芙蓉姐姐,不,現在應該叫秦思言了,吐了吐舌頭,“這就等不及了?閉上眼睛。”
玲玲照著做了。感覺腰間多了一隻手,緊接著身子一輕,整個人被提起,風呼呼吹過,樹葉嘩啦啦作響,就在耳邊-----她在飛,意識到這個問題的時候,她的雙腳已落在一片凹凸不平的平麵上。睜開眼睛,順著看下去,是瓦片,幾步之外,就是邀月公子的閨房。原來她們現在在樓頂。
玲玲看了秦思言一眼,小心的朝泄出燭光的小屋走去。雖然她很好奇,但現在有比滿足她的好奇心更重要的事情要做。

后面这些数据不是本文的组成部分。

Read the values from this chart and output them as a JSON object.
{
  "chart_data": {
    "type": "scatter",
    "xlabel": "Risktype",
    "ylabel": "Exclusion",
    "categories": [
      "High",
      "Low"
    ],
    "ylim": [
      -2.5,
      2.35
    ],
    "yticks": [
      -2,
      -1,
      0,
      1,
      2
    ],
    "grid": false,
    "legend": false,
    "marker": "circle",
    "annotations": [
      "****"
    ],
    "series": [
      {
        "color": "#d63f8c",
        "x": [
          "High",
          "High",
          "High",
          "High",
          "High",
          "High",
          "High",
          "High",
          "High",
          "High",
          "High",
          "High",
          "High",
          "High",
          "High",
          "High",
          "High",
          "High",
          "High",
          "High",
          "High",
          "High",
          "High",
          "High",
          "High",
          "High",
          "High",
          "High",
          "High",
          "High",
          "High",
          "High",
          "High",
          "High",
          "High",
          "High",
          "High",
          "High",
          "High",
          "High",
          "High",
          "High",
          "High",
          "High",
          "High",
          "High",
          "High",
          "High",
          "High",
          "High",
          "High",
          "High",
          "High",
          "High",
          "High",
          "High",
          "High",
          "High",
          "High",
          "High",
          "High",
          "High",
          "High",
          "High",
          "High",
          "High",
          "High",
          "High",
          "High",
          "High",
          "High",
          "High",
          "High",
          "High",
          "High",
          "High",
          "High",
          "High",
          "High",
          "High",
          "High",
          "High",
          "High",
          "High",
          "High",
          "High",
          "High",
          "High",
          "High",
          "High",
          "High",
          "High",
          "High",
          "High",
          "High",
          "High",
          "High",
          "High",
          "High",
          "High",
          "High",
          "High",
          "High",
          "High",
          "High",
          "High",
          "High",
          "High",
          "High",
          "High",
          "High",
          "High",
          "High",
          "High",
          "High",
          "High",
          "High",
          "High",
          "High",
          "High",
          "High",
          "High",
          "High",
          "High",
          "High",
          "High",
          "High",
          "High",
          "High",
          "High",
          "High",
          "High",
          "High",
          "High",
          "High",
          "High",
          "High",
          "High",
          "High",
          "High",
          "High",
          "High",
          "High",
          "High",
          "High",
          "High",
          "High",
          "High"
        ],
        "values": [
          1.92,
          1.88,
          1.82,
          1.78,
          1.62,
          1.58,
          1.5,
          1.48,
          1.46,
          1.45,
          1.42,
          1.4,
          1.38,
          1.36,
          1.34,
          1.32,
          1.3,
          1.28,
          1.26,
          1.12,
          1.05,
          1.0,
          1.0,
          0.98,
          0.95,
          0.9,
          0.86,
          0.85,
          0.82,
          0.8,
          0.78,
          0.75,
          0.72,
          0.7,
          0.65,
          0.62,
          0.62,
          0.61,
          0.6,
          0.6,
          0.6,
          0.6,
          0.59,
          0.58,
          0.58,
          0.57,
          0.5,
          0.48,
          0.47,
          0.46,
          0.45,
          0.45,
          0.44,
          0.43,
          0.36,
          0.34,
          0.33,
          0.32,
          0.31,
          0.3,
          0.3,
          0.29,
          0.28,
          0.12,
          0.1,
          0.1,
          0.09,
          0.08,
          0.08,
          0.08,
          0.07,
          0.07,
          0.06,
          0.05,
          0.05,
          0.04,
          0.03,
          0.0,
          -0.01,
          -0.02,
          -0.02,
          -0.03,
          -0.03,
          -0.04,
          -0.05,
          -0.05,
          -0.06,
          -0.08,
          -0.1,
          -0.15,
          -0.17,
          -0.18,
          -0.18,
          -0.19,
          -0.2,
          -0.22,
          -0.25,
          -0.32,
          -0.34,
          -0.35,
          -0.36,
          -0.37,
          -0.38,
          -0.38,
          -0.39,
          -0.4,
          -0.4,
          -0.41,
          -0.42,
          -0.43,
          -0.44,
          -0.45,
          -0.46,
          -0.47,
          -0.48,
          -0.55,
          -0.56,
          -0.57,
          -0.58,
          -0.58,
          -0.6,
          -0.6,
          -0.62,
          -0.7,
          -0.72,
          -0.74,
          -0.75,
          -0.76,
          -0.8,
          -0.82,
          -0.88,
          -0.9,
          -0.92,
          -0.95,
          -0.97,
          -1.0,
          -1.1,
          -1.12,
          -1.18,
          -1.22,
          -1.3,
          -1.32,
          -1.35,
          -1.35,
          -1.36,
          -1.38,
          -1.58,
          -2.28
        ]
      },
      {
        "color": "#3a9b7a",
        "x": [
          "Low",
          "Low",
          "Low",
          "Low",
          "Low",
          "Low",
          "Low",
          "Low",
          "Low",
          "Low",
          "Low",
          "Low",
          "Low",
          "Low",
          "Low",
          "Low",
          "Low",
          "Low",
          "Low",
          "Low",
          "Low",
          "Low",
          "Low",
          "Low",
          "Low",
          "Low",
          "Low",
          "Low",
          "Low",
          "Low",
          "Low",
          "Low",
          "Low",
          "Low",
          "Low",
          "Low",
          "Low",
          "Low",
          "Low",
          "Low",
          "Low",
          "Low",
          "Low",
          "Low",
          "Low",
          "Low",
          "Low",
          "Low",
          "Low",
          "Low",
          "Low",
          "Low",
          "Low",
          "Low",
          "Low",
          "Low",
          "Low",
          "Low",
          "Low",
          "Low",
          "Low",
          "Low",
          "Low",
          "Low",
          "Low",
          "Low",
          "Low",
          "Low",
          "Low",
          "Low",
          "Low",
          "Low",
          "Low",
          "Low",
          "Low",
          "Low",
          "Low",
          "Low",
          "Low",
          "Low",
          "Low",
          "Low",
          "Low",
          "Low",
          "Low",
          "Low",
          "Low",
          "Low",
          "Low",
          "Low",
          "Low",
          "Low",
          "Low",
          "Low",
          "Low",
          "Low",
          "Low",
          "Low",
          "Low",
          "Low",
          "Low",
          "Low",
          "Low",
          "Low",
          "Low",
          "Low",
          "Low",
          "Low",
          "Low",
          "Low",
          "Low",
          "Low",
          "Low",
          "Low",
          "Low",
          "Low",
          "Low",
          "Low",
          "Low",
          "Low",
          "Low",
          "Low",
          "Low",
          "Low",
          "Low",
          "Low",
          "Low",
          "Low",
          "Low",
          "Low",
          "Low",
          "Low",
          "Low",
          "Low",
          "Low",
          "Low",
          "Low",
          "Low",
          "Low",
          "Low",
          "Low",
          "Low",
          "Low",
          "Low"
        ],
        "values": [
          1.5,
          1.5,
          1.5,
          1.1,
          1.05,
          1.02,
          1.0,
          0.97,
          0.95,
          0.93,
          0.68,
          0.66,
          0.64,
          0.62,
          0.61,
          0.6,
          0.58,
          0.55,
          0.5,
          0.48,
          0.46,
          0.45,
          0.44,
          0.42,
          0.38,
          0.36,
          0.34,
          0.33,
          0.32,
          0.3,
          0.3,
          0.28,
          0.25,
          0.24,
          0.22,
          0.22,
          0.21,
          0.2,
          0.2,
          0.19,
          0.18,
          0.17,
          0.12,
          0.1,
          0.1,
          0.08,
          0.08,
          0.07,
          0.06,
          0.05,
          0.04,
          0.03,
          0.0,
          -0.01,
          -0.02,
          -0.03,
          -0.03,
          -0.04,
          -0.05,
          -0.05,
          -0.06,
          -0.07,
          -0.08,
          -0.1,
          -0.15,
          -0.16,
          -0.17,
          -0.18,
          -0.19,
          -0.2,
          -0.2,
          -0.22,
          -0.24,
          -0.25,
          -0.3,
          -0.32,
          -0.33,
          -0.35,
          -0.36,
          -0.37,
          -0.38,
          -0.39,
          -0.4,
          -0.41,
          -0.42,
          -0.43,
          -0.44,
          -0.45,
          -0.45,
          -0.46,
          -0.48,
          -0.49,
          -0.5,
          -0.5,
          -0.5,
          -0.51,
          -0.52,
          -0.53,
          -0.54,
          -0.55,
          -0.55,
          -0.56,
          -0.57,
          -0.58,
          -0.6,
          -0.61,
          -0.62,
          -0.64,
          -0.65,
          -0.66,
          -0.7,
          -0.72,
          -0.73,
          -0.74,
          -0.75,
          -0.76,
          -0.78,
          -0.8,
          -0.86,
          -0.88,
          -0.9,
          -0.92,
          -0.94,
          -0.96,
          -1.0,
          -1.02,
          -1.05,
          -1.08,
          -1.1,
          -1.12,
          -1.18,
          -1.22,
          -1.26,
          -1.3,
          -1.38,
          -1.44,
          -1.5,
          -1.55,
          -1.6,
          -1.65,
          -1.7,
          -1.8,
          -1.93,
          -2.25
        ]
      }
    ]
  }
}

兩人小心翼翼的趴在窗邊,用指頭沾了點唾沫,輕輕在窗紙上撚開一個小洞,透過小洞朝裏麵望去。隻見一個長得尖嘴猴腮的女人正故作風雅的搖著扇子,雖然身穿白衣,卻更顯出身形瘦弱、麵色蒼白,多半是縱欲所致,此人便是許員外二小姐徐連貴;簾子後麵隱隱約約一個人影,正是邀月。